Local Electronic Structure of a Single Magnetic Impurity in a Superconductor

TL;DR

This paper investigates the local electronic structure around a single magnetic impurity in a superconductor using a self-consistent three-dimensional model, revealing new insights into impurity-induced states and their spatial characteristics.

Contribution

It presents the first self-consistent three-dimensional calculation of a strong magnetic impurity in a superconductor, showing distinct spatial structures of electron-like and hole-like states.

Findings

Localized in-gap states are identified as half electron and half hole.

The spatial structure of spectral weight differs significantly between positive and negative frequencies.

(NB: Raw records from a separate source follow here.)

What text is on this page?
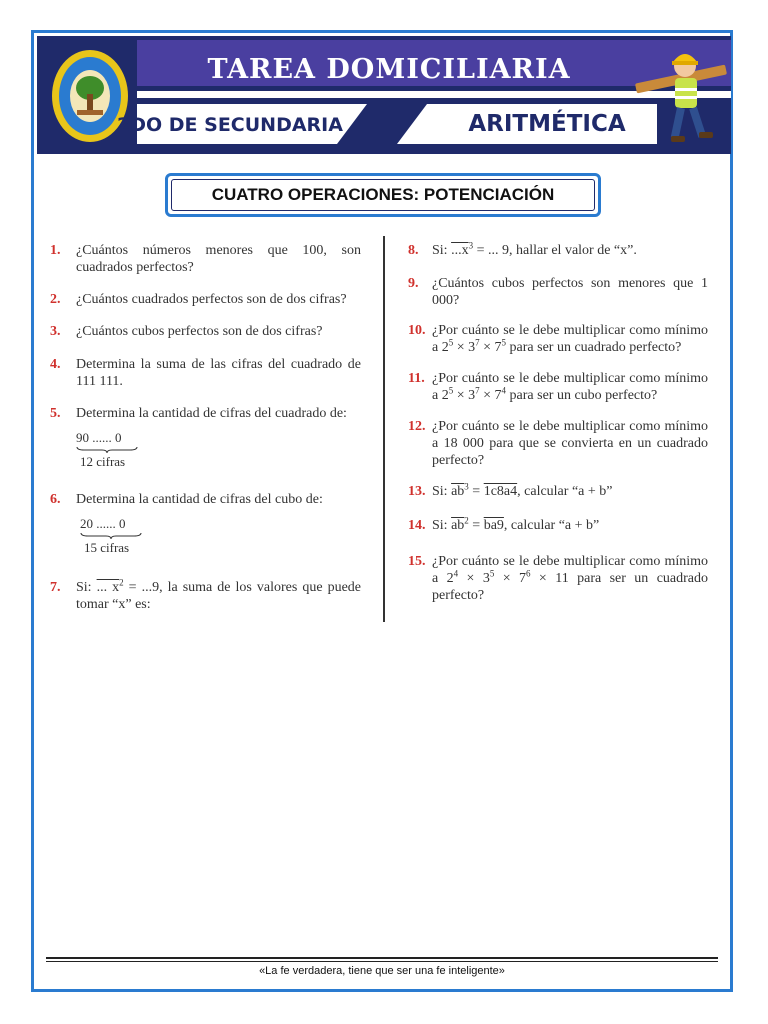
TAREA DOMICILIARIA
2DO DE SECUNDARIA	ARITMÉTICA
CUATRO OPERACIONES: POTENCIACIÓN
1. ¿Cuántos números menores que 100, son cuadrados perfectos?
2. ¿Cuántos cuadrados perfectos son de dos cifras?
3. ¿Cuántos cubos perfectos son de dos cifras?
4. Determina la suma de las cifras del cuadrado de 111 111.
5. Determina la cantidad de cifras del cuadrado de:
90 ...... 0
12 cifras
6. Determina la cantidad de cifras del cubo de:
20 ...... 0
15 cifras
7. Si: ... $x^2 = ...9$, la suma de los valores que puede tomar “x” es:
8. Si: $...x^3$ = ... 9, hallar el valor de “x”.
9. ¿Cuántos cubos perfectos son menores que 1 000?
10. ¿Por cuánto se le debe multiplicar como mínimo a $2^5 \times 3^7 \times 7^5$ para ser un cuadrado perfecto?
11. ¿Por cuánto se le debe multiplicar como mínimo a $2^5 \times 3^7 \times 7^4$ para ser un cubo perfecto?
12. ¿Por cuánto se le debe multiplicar como mínimo a 18 000 para que se convierta en un cuadrado perfecto?
13. Si: $\overline{ab}^3 = 1c8a4$, calcular “a + b”
14. Si: $\overline{ab}^2 = ba9$, calcular “a + b”
15. ¿Por cuánto se le debe multiplicar como mínimo a $2^4 \times 3^5 \times 7^6 \times 11$ para ser un cuadrado perfecto?
«La fe verdadera, tiene que ser una fe inteligente»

The effect on continuum states above the gap is characterized with high spectral resolution.

Abstract

The electronic structure near a single classical magnetic impurity in a superconductor is determined using a fully self-consistent Koster-Slater algorithm. Localized excited states are found within the energy gap which are half electron and half hole. Within a jellium model we find the new result that the spatial structure of the positive-frequency (electron-like) spectral weight (or local density of states), can differ strongly from that of the negative frequency (hole-like) spectral weight. The effect of the impurity on the continuum states above the energy gap is calculated with good spectral resolution for the first time. This is also the first three-dimensional self-consistent calculation for a strong magnetic impurity potential.